This revised application proposes continued neurobehavioral analysis of glucagon's role in the control of postprandial satiety. The effects of glucagon on spontaneous meals in free-feeding rats as well as on scheduled test meals of a palatable food will be investigated to characterize further the contexts in which glucagon controls feeding, to elucidate endocrine, metabolic, and neural mechanisms underlying glucagon's satiating action, and to establish its role in the regulation of body weight. The sensitivity and physiological relevance of the proposed experiments are increased by testing spontaneous meals using a remotely-located, computerized systems to control meal-contingent glucagon infusions that mimic the physiological pattern of endogenous glucagon release and to collect data. The scientific importance of this problem is indicated by demonstrations that endogenous glucagon is necessary for the normal control meal size in rats and that infusion of apparently physiological glucagon doses reduce meal size in humans in the absence of physical or subjective side effects. Progress in the analysis of glucagon's satiating action will advance understanding of the physiological controls of food intake, a problem whose solution is prerequisite for the development of physiologically-based treatments of human eating disorders. Furthermore, recent research has revealed changes in glucagon physiology in human disorders, including obesity and NIDDM, that suggest that pathophysiology of glucagon's satiating action may play an etiological role in some disordered human eating. The revised proposal has seven Specific Aims:
Specific Aim 1 is to determine the effects of antagonism of the hepatocyte glucagon receptor on the satiating effects of exogenous and endogenous glucagon.
Aim 2 is to compare hepatic portal vein and hepatic vein plasma glucagon levels during nocturnal spontaneous meals in undisturbed rats with those elicited by satiating doses of glucagon.
Aim 3 is to determine whether glucagon receptors occur on abdominal vagal afferents.

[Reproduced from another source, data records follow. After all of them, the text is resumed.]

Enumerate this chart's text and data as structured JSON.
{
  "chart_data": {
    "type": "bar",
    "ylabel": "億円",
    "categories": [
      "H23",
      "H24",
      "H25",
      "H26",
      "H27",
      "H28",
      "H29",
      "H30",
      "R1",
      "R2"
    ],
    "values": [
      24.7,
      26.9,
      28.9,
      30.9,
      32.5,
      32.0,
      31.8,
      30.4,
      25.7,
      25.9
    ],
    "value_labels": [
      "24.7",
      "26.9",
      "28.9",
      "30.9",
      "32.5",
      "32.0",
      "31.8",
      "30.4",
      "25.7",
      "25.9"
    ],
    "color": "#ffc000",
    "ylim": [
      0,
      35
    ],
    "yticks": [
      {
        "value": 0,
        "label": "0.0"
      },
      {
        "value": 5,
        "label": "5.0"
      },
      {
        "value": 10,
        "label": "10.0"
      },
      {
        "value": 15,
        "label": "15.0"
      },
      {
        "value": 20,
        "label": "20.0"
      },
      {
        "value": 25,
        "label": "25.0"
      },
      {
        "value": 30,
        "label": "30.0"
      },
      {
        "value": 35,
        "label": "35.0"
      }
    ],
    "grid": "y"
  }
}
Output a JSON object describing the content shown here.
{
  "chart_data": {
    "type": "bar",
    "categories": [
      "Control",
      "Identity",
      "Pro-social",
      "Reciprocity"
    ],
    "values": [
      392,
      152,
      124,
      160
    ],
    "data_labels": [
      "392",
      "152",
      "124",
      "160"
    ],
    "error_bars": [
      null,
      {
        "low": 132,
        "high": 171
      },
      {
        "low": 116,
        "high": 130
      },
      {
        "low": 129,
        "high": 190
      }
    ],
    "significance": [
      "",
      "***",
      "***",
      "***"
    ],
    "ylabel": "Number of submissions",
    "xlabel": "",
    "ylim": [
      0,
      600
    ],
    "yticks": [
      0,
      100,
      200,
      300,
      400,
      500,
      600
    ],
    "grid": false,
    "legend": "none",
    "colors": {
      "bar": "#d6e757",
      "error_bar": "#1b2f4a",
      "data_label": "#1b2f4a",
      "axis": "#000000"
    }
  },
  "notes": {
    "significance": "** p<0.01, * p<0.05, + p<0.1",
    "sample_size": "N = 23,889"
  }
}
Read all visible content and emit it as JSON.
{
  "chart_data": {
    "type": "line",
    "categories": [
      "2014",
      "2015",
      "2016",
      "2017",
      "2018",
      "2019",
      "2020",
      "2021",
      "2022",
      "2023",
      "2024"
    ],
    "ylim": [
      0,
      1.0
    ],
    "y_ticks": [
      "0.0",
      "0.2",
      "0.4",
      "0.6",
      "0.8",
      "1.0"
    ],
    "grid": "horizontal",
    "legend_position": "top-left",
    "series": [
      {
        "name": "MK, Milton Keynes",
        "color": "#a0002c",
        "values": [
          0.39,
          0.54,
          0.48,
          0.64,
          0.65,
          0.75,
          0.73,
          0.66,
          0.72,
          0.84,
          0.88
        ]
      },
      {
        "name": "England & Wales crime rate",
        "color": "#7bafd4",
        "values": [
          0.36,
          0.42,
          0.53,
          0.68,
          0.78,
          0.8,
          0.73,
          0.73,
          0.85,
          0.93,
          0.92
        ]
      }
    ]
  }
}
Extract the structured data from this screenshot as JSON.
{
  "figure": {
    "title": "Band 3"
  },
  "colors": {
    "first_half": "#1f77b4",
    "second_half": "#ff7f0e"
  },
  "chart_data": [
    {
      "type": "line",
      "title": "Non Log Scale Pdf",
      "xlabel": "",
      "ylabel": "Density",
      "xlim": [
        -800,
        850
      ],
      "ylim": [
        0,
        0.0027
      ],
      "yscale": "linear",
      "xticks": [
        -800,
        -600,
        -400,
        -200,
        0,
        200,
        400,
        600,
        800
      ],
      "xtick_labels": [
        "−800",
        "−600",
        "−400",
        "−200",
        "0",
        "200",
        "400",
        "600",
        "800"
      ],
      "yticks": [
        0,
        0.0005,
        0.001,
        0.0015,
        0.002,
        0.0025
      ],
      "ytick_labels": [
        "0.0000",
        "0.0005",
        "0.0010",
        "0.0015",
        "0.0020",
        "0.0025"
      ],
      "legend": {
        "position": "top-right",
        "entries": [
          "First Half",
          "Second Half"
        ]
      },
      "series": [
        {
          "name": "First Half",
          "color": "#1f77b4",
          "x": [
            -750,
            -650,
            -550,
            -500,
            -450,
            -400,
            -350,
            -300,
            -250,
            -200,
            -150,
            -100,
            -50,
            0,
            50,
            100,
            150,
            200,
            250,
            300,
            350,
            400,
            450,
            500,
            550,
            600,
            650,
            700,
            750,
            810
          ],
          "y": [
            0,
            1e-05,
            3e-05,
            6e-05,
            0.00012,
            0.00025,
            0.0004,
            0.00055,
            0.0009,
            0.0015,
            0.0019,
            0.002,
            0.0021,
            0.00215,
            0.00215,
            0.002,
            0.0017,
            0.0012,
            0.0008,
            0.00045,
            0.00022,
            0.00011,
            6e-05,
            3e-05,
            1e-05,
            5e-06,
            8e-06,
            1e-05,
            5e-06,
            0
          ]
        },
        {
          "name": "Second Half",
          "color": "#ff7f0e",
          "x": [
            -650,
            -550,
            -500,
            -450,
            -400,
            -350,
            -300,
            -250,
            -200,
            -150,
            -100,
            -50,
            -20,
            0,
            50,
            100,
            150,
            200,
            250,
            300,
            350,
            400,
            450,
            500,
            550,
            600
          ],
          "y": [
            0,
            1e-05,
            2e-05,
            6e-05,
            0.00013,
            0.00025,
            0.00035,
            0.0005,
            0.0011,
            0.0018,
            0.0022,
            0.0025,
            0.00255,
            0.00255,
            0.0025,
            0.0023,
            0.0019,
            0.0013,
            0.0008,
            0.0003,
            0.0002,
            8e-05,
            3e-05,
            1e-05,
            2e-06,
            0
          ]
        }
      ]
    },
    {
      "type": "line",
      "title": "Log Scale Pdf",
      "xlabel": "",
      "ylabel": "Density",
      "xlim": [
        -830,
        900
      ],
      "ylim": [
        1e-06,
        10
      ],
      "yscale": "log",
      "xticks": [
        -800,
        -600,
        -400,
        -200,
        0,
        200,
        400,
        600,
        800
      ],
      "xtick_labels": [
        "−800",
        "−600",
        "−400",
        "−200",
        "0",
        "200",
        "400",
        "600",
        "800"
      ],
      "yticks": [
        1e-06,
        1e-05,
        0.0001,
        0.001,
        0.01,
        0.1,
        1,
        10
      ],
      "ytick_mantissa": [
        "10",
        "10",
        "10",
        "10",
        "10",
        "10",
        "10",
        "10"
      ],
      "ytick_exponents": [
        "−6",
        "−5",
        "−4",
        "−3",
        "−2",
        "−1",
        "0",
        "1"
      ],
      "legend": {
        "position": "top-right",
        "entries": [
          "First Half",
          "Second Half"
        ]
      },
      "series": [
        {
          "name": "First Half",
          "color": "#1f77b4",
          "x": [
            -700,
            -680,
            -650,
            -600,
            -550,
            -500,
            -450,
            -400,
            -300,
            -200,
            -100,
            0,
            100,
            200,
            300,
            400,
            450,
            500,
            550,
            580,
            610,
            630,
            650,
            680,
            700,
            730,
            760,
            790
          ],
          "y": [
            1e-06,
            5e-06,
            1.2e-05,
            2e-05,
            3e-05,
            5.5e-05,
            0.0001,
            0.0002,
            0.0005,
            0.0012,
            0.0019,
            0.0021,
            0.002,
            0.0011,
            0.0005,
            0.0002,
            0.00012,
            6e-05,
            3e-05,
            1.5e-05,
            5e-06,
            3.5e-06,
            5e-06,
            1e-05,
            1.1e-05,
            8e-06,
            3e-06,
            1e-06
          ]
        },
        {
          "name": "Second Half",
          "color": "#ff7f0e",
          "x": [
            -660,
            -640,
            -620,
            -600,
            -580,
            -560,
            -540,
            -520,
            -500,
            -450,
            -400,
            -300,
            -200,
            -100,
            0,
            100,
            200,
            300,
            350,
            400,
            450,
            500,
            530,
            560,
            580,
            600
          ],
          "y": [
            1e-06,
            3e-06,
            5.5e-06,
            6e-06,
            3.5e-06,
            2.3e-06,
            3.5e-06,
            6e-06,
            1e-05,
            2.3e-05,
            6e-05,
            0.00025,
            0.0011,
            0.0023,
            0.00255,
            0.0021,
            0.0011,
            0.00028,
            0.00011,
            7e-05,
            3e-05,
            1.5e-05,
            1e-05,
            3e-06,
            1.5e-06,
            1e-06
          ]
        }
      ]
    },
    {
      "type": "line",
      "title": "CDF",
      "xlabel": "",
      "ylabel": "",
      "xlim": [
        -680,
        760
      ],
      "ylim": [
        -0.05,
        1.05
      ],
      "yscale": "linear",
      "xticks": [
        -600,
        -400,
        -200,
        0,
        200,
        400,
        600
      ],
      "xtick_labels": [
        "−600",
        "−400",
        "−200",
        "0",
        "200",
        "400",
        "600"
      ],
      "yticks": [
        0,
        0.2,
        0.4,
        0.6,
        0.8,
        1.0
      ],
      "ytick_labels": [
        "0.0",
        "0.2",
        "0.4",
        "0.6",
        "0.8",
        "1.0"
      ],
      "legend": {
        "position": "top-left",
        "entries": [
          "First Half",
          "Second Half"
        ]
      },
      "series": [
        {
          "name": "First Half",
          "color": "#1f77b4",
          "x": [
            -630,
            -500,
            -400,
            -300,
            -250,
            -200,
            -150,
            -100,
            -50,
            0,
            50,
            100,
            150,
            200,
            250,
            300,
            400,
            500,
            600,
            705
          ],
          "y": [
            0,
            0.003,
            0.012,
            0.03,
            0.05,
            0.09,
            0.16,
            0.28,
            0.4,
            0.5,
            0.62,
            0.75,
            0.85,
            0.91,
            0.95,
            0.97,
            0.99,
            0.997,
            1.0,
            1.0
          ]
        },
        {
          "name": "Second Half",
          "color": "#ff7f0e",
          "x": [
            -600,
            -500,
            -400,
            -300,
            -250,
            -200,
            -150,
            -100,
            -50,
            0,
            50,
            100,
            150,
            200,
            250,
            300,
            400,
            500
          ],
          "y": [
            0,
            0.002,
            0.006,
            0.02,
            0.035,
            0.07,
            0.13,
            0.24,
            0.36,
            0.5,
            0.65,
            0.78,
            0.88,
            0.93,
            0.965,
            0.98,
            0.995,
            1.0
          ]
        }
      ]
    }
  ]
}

Aim 4 is to determine whether gastric or intestinal food stimuli are sufficient to reinstate the satiating effect of exogenous glucagon in rats sham feeding with open gastric cannulas.
Aim 5 is to determine the effects of exogenous and endogenous glucagon on the microstructure of ingestive behavior and on behaviors associated with meals.
Aim 6 is to determine whether pancreatic amylin mediates glucagon's satiating action.
Aim 7 is to identify brain areas mediating peripheral glucagon's satiating action by using c-fos immunocytochemistry.